- A classic condiment from the state of Maharashtra. This spicy sauce gets it bright color from red chillies. While there are several ways to make it my grand aunt who hails from Kolhapur-the place of its origin always made it with fresh red chillies.
- It can be served with white butter and bhakri (as pictured) various breads like thaleepeet, dosas, dals, bhareets (pulped vegetables) stirred into yogurt or labbaneh or used as a sandwich spread or hot sauce.

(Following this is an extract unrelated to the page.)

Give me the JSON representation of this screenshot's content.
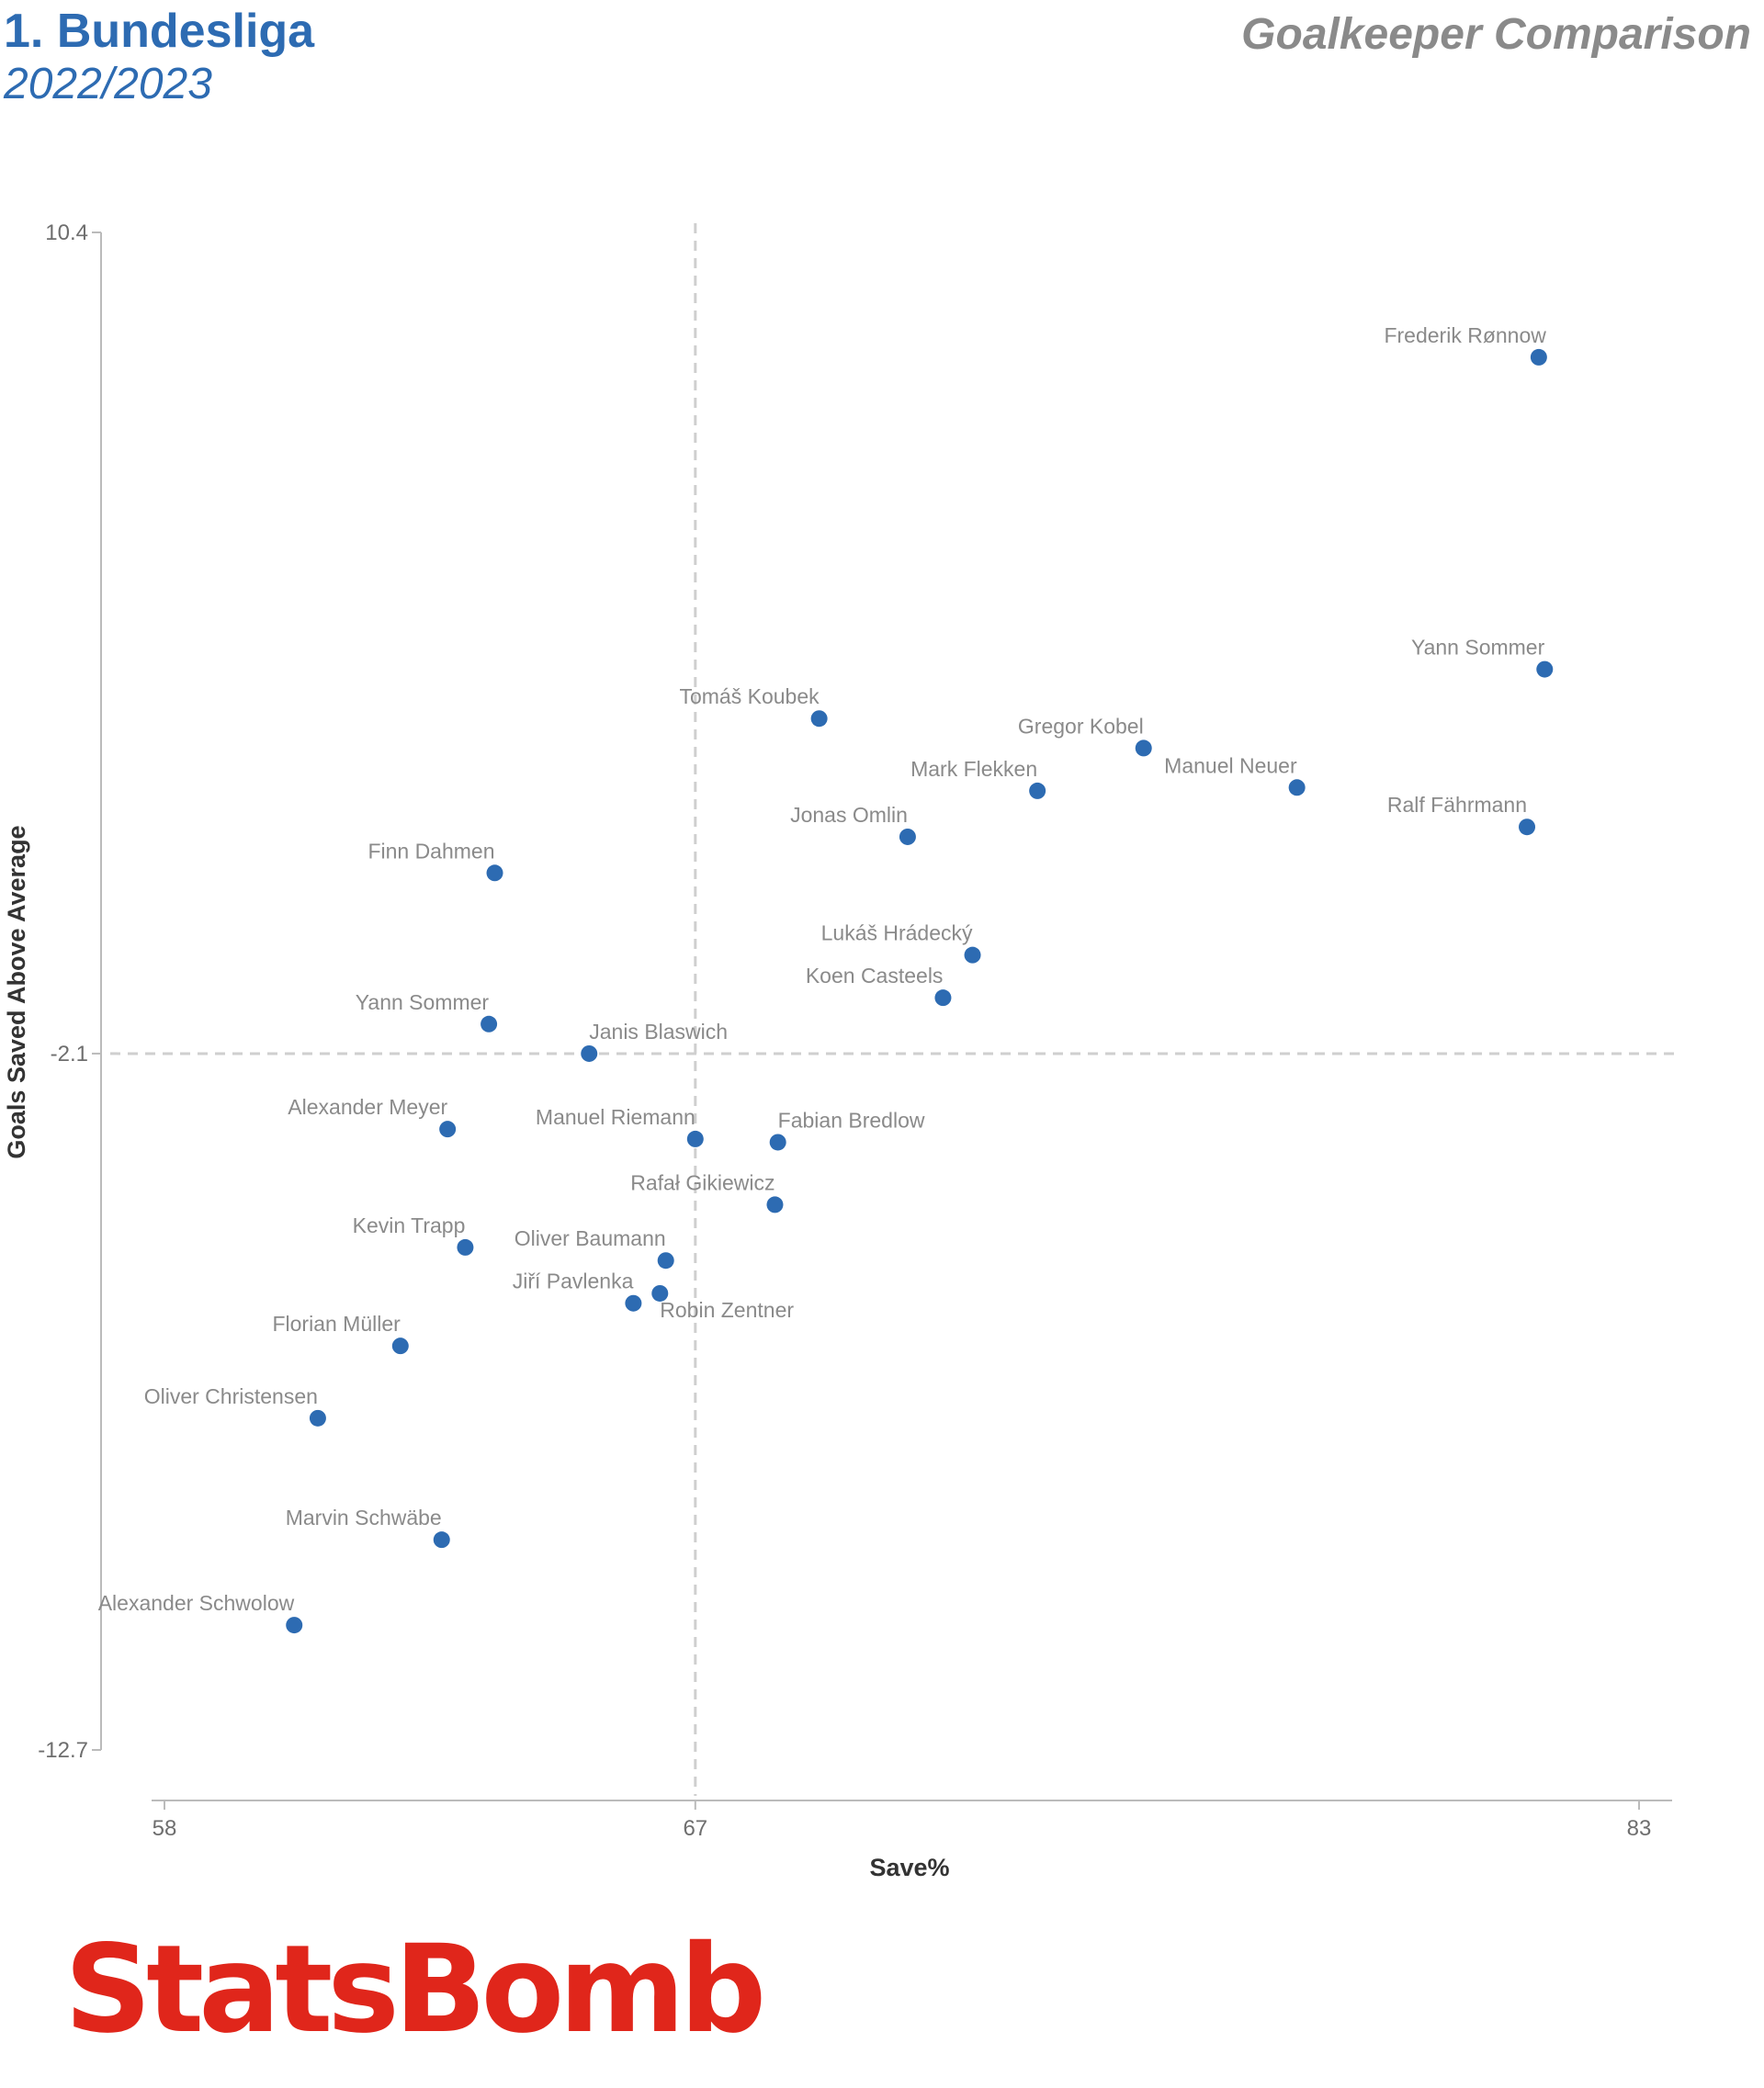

- 12 1.5- 2 inch long Red chilies stalks removed seeds intact
- 8-10 cloves of freshly peeled Garlic
- 1/2 cup shelled roasted unsalted Peanuts
- 1/4 cup vegetable oil
- 1 teaspoon black mustard seeds
- Pinch asafetida
- Salt to taste
- Process the red chilies, garlic and peanuts to a coarse paste.
- Add salt to taste.
- Heat oil in a pan, add mustard seeds and cook 30 seconds until the seeds splutter and rise to the surface.
- Add asafetida. Then switch off flame, allow the pan to cool and stir in the chili paste.
- Fill immediately into a sterilized jar.
- Keep refrigerated in a clean air tight jar.
- Serve cold or at room temperature.